On Sunday, October 19, 1862, two passenger trains collided one mile south of Duck Hill Station (near Grenada). Thirty-five passengers (mostly soldiers) were killed and 40-50 others were injured.

Buckner's Trestle was a 100 ft long 50 ft high bridge located south of Oxford that was the site of two accidents. The first occurred on February 25, 1870, killed 20 people, and injured 60 when the bridge collapsed. The second accident occurred on June 10, 1928, and injured 42 passengers but resulted in no fatalities.

==Present Day (1982–)==
In March 1982, Kyle Railroad started operating the line under the name Natchez Trace Railway. In 1993, Pioneer Railcorp purchased the line and resurrected the name Mississippi Central Railroad. The primary customer was a particle board plant in Oxford.

In the mid-2000s, all track south of University-Oxford Airport was abandoned and the airport runway expanded over the right of way. MSCI's tracks now end at the airport's perimeter fence.

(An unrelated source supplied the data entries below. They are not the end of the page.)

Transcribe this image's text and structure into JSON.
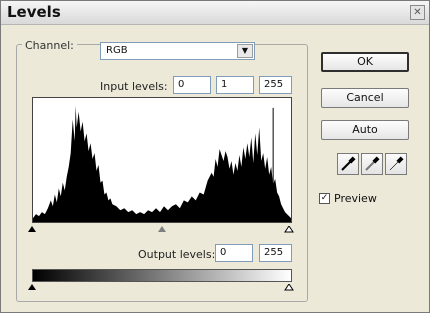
{
  "window": {
    "title": "Levels",
    "close_glyph": "✕"
  },
  "channel": {
    "label": "Channel:",
    "value": "RGB",
    "arrow_glyph": "▼"
  },
  "input_levels": {
    "label": "Input levels:",
    "shadow": "0",
    "midtone": "1",
    "highlight": "255"
  },
  "output_levels": {
    "label": "Output levels:",
    "shadow": "0",
    "highlight": "255"
  },
  "buttons": {
    "ok": "OK",
    "cancel": "Cancel",
    "auto": "Auto"
  },
  "eyedroppers": [
    {
      "name": "black-point-eyedropper-icon"
    },
    {
      "name": "gray-point-eyedropper-icon"
    },
    {
      "name": "white-point-eyedropper-icon"
    }
  ],
  "preview": {
    "label": "Preview",
    "checked": true,
    "check_glyph": "✓"
  },
  "colors": {
    "window_bg": "#ece9d8",
    "field_border": "#7f9db9",
    "histogram_fill": "#000000"
  }
}
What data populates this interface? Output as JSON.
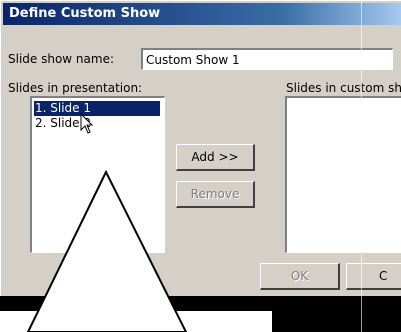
{
  "window": {
    "title": "Define Custom Show"
  },
  "form": {
    "slide_show_name_label": "Slide show name:",
    "slide_show_name_value": "Custom Show 1"
  },
  "slides_in_presentation": {
    "label": "Slides in presentation:",
    "items": [
      {
        "label": "1. Slide 1",
        "selected": true
      },
      {
        "label": "2. Slide 2",
        "selected": false
      }
    ]
  },
  "slides_in_custom_show": {
    "label": "Slides in custom sh",
    "items": []
  },
  "buttons": {
    "add": "Add >>",
    "remove": "Remove",
    "ok": "OK",
    "cancel": "C"
  },
  "colors": {
    "titlebar": "#0a246a",
    "selection": "#0a246a",
    "dialog_face": "#d4d0c8"
  },
  "icons": {
    "cursor": "pointer-arrow-icon"
  }
}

The remaining abandoned right of way has been turned into two different rail trails (Oxford Depot Trail and South Campus Rail Trail, formerly the Thacker Mountain Rail-Trail) and the Gertrude Ford Parkway in Oxford, MS.

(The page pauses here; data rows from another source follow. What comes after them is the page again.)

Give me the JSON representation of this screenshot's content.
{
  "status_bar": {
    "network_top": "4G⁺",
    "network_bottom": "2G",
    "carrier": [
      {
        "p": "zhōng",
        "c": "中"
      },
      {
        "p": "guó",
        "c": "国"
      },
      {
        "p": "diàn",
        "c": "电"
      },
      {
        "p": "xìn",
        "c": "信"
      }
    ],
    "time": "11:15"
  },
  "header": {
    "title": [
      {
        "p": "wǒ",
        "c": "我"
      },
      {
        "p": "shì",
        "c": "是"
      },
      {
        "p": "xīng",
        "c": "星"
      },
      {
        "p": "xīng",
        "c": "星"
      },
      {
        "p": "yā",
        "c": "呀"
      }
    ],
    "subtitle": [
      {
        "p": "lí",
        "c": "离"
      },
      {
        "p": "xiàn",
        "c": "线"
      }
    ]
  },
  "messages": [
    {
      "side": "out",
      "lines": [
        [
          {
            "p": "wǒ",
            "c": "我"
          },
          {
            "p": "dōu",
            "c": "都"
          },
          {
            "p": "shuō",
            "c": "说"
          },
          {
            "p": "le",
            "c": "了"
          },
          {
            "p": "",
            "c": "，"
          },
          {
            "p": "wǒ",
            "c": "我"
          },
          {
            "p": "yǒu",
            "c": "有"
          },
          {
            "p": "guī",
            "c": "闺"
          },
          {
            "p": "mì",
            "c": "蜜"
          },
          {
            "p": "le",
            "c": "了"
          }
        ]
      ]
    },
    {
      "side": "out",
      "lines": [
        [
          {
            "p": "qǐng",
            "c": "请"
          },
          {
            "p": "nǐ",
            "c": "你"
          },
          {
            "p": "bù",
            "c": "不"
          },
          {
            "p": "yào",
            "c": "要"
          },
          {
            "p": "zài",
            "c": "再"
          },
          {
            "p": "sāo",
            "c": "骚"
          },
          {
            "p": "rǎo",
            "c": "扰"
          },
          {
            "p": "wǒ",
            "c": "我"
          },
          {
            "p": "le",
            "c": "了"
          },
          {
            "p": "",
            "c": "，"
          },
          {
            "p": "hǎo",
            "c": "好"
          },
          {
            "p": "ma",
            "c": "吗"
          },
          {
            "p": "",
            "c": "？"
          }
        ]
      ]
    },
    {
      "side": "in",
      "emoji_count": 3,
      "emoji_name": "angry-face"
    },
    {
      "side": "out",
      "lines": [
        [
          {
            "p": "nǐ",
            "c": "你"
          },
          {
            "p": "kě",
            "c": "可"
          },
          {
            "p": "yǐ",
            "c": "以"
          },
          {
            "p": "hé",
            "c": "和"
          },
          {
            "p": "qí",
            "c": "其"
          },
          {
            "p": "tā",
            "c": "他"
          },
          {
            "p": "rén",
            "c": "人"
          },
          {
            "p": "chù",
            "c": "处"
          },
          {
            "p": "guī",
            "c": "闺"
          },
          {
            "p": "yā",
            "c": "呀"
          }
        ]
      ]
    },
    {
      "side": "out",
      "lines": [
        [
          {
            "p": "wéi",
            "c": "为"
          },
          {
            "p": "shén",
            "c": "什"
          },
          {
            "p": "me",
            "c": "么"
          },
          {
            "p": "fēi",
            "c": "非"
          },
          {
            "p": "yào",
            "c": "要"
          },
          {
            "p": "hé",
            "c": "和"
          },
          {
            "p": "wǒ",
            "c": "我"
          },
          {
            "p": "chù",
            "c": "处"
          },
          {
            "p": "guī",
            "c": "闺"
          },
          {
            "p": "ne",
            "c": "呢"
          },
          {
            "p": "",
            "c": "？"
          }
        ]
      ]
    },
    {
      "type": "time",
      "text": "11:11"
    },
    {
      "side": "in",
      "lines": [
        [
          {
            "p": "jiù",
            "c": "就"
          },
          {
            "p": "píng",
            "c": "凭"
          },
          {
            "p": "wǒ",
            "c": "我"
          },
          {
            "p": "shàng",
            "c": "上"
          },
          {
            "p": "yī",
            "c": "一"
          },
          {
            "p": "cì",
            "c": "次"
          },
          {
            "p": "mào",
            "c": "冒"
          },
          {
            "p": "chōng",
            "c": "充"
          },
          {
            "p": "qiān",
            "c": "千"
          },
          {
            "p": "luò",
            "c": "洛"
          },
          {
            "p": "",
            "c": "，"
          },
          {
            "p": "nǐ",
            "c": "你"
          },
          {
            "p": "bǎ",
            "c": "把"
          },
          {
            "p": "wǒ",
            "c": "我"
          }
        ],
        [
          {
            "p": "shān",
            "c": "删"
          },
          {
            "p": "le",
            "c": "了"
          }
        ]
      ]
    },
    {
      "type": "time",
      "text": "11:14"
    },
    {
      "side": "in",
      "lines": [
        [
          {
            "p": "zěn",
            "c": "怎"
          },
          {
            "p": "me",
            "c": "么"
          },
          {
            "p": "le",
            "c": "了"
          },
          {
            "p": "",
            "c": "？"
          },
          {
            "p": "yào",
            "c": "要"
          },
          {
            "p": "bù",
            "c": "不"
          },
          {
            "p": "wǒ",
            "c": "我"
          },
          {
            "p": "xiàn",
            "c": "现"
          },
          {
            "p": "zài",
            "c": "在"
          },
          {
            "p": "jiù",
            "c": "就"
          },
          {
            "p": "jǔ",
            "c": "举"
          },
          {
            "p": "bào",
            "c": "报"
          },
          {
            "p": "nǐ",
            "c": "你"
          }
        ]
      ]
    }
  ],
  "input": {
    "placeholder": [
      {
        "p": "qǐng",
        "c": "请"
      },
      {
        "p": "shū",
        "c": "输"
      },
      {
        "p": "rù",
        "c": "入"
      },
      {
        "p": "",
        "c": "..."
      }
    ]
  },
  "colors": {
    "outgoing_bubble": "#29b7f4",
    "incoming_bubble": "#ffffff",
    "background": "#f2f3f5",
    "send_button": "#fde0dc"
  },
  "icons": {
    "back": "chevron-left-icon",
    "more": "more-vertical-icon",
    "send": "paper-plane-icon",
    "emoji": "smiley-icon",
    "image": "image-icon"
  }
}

In September 2013, Mississippi Central purchased the former Redmont Railway between Corinth, Mississippi and Red Bay, Alabama. This line is now operated as the Redmont Division.

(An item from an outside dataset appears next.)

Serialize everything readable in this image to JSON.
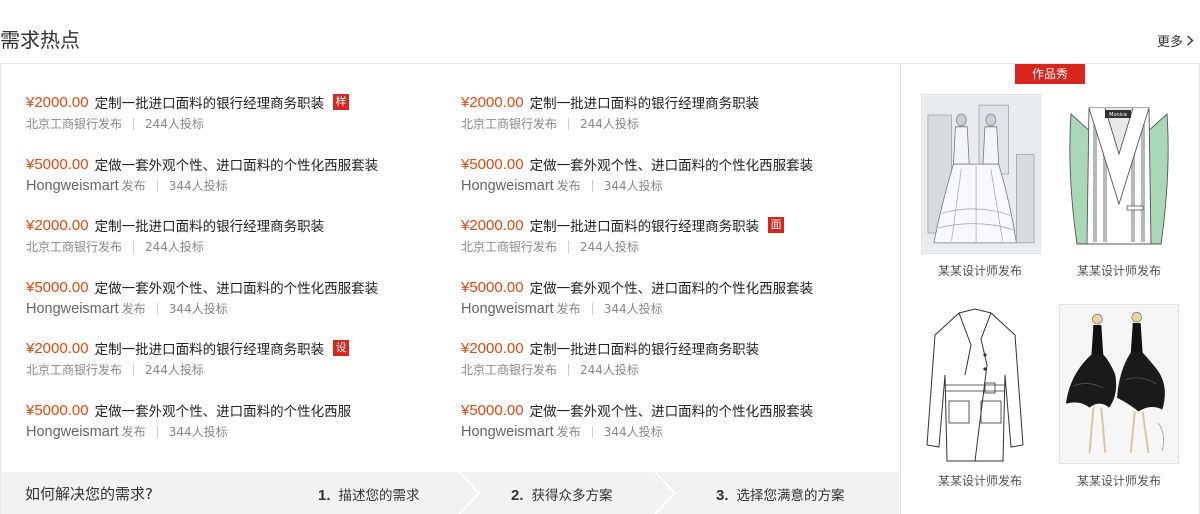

In February 2016 Roseburg Forest Products, the only user of the railroad south of Holly Springs, announced that it would idle its plant in Oxford, with the last scheduled rail service on March 4.

==Motive power==
MSCI currently operates three locomotives:
- 2 EMD GP16s (#1604 & 1605)
- 1 CF7 (#101; still painted as Redmont Railway)

==Preservation==
- In 2003, the University of Mississippi completely restored the depot in Oxford. It is now used as a meeting venue.
- The depot in Water Valley houses the Casey Jones Museum. An Illinois Central banana reefer and caboose are on display there.
- The large passenger depot in Holly Springs has been preserved, and is being considered for use as a meeting venue.
- The depot in Winona survives as a restaurant and gym. A monument in front of the depot commemorates the completion of the Mississippi Central Railroad.